Dalla Lion un’estate con Dave McKean
[STREAP- TEASE: FUMETTI MESSI A NUDO]
Arkham Asylum e Black Orchid sono molto probabilmente le due opere peggiori di Dave McKean. Lo stesso autore l’ha ammesso in più di una intervista, il che lascia parecchio interdetti. Perché se questi sono i suoi lavori peggiori, che a più di vent’anni continuano a godere di ristampe stravendute, chi si è perso i migliori farebbe bene a lasciare un bel po’ di spazio libero in libreria.
McKean si sa, è un artista nel senso più classico del termine, oltre che illustratore di fumetti. Trascende completamente il medium puntando sul mondo dell’arte visiva in generale, al pari di grandi come Moebius, José Muñoz o Yoshitaka Amano. E non solo, le sue sperimentazioni sono infinite: padrone del mixed media, pioniere della digital art, jazzista, regista, fotografo e scultore. Naturale che per uno come lui riguardare a un passato di supereroi sia un po’ come ricordare una pessima figura fatta con la ragazza che ci piaceva ai tempi del liceo. “The biggest problem was the fact that it was a Batman comic”, disse una volta di Arkham Asylum, durante un’intervista nel ‘95. Perché a lui i fessi in calzamaglia non piacciono proprio: se ti ammazzano i genitori e di colpo senti il bisogno di vestirti da pipistrello è evidente che qualcosa non va.
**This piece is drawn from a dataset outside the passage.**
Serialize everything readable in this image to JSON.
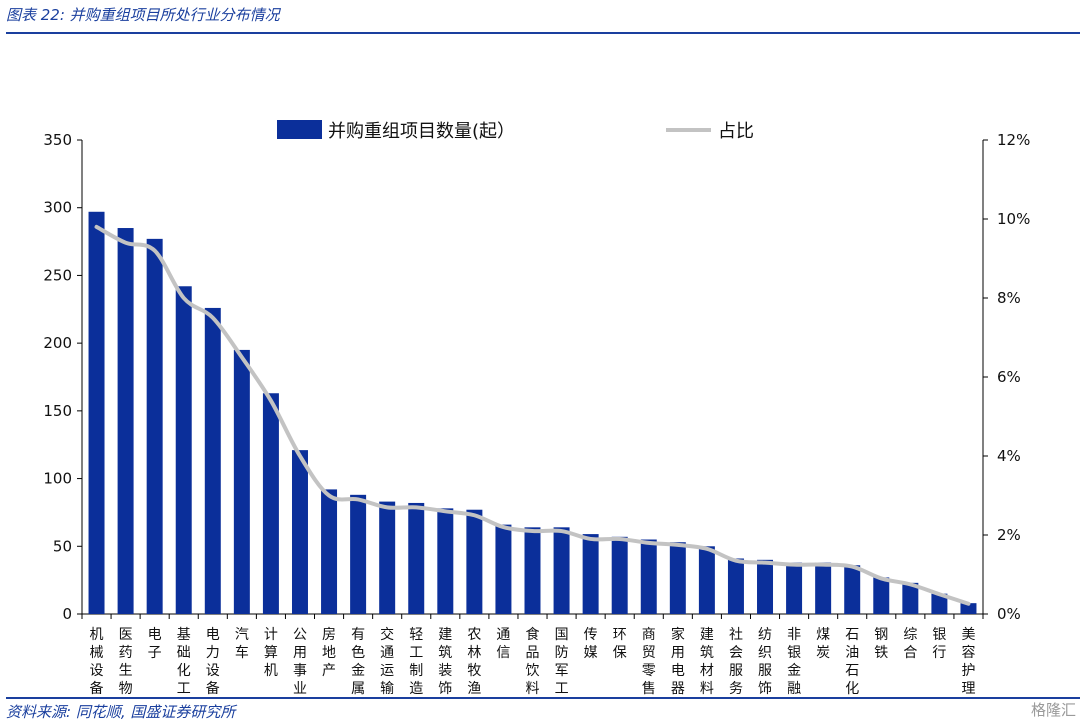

Ma pur ammettendo che queste due opere siano i peggiori lavori di McKean, emergono ugualmente due altre considerazioni importanti: McKean è il peggior critico di sé stesso e quelle due graphic novel restano comunque dei capolavori di rara bellezza.
Non dimentichiamo che al suo fianco c’erano degli sceneggiatori d’eccezione, come Neil Gaiman e Grant Morrison, entrambi nel pieno delle loro forze, da qualche anno sbarcati negli States dopo che la Dc accolse tutti gli esuli della rivista britannica 2000 A.D.
Le due graphic novel sono state appena ristampate dalla Lion Comics, in formato cartonato e completamente riadattate, per un acquisto straconsigliato e per accompagnare un’estate mai abbastanza torrida. In entrambi i lavori viene mostrato il famoso manicomio di Gotham City, ma secondo due immaginari narrativi differenti: dalle atmosfere dark e disperate di Gaiman (in Black Orchid) a quelle distopiche e surrealiste di Morrison.
La storia dell’Orchidea Nera è molto vicina a quella dello Swamp Thing di Alan Moore: la rivisitazione di una supereroina minore della Dc, l’abbandono dei temi classici in favore di una sorta di fiaba “vegetale”, la reintegrazione della griglia di vignette alla Watchmen, utilizzata tuttavia con uno stile molto più maturo e destabilizzante. Quella di Black Orchid è soprattutto una vicenda cromatica, fatta di acrilici e di ipersaturazione dei colori, in netto contrasto con tavole grigie di ambientazione urbana. Come fece Moore con Alec Holland, Gaiman fa ammazzare la sua eroina sin dalla seconda tavola, dando così il via a degli eventi che ne spiegheranno definitivamente la sua natura proteiforme. A questo aggiungiamo carrettate di stream of consciousness, una sfida a Lex Luthor, un’alleanza con Batman, la succitata gita ad Arkham e una trama on the road sui valori del matrimonio, della maternità, della natura e della musica swing. Il tutto nel più classico e riuscito stile gaimaniano.
Quella di Arkham Asylum: A Serious House On A Serious Earth è invece una trama all’apparenza molto più semplice, con Batman che deve affrontare una crisi con ostaggi nella casa di cura più famosa dei fumetti. Ma è difficile calarsi nelle fauci della follia, e persino per il lettore non sarà semplice affrontare questa lettura, a metà tra Alice Nel Paese delle Meraviglie, Alesteir Crowley, Jung, esoterismi e simbolismi in generale, ironia e tanto tanto amore per il Joker. Il tutto illustrato con uno splendido mixed media fatto di collage, acrilici, fotografie e follia degne del miglior Bill Sienkiewicz.
Due grandi classici della letteratura a fumetti, due splendidi punti di partenza per scoprire un mondo a fumetti più maturo, due mattoni fondamentali nella bibliografia di alcuni tra i più grandi autori di comics inglesi. E soprattutto uno dei più fulgidi esempi di come l’illustratore del Berkshire più famoso della photoshop art riuscisse a compiere dei veri e propri miracoli visivi con una semplice tavolozza, un paio di fotocopie e qualche centrino da tavola.